Sunday, July 15, 2012
Book Review: Mystic City by Theo Lawrence
Aria Rose has lost the last two weeks of her life, two weeks during which her family tells her she carried on a torrid love affair with Thomas Foster, the heir of a rival political family. They claim this affair has made them see the light, and that her marriage to Thomas will unite the families once and for all--against the mystic woman running for office. For mystics have been banished to the lower reaches of the city, drained for their power, and feared for their abilities. Now the mystics want equal treatment, and with Violet Brooks' bid for power, they look poised to get it--unless the union of Rose and Foster can allow the rich to crush the mystics once and for all.
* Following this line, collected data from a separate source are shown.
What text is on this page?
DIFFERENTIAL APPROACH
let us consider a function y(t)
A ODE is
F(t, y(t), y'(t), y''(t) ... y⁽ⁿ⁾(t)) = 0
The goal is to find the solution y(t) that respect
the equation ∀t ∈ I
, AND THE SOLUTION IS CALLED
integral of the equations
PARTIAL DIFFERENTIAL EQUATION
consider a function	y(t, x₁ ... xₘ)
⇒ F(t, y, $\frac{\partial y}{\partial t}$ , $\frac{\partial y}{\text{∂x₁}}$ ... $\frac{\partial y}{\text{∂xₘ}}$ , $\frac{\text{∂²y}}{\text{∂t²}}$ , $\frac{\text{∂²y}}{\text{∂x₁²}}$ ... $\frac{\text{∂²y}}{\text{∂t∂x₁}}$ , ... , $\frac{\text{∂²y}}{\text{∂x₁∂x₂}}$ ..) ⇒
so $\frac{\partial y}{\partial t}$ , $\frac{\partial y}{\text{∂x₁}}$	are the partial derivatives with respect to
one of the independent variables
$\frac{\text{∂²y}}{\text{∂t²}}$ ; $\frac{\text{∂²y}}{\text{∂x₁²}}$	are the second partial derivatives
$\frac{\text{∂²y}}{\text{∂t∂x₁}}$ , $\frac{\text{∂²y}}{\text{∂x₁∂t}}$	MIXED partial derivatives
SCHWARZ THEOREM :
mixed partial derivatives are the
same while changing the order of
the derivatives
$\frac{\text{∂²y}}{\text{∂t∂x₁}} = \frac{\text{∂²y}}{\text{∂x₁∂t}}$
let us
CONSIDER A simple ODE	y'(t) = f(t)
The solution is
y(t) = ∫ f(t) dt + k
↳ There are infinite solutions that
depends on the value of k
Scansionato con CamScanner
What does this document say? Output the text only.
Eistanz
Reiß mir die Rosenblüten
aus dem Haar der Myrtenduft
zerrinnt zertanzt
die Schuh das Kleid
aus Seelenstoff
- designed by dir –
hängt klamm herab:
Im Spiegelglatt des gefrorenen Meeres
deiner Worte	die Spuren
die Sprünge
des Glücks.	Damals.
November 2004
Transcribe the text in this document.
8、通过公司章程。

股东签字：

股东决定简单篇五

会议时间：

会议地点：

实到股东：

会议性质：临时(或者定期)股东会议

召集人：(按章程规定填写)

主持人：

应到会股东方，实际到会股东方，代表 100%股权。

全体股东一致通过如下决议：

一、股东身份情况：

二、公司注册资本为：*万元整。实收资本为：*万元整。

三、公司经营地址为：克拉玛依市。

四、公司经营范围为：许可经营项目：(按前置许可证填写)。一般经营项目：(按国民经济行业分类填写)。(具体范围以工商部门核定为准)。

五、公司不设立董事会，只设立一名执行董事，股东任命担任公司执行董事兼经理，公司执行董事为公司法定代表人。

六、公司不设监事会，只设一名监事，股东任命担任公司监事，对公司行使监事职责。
Mystic City is a politically complicated novel with twists, turns, betrayals, and suspense. Based loosely on Romeo and Juliet--but with some twists--the novel follows the intrigues of city politics through Aria's eyes as she learns just how depraved her family and their supporters really are and just how badly they've been treating the mystics. For all the complications, however, it's never too difficult to follow or to keep track of the many threads running through it. The ending is surprising for a YA novel, going practically full Shakespeare (which will make sense when you've read it, but I don't want to spoil it).
The one (fairly major) complaint I have is with the romance. Not that it exists, per se, or even that there's a triangle--because it's not a typical YA triangle, which I appreciated. What bugged me was how long it took Aria to figure out who the person she'd really had the torrid affair with was (I apologize for that sentence). I had it figured out by page 50-something; Aria didn't figure it out until he came right out and told her. Despite lots and lots and lots and LOTS of clues. Ridiculous numbers of clues. The only thing that might excuse her is that the love letters she has from those missing weeks are overwrought and overly flowery, which isn't how the Boy In Question speaks at all.
Otherwise, there's a very good concept here that's executed rather well and promises more good books to follow as Aria and the Boy In Question rebuild their lives and prepare to fight for equality for the mystics.
Mystic City will be available on October 9, 2012.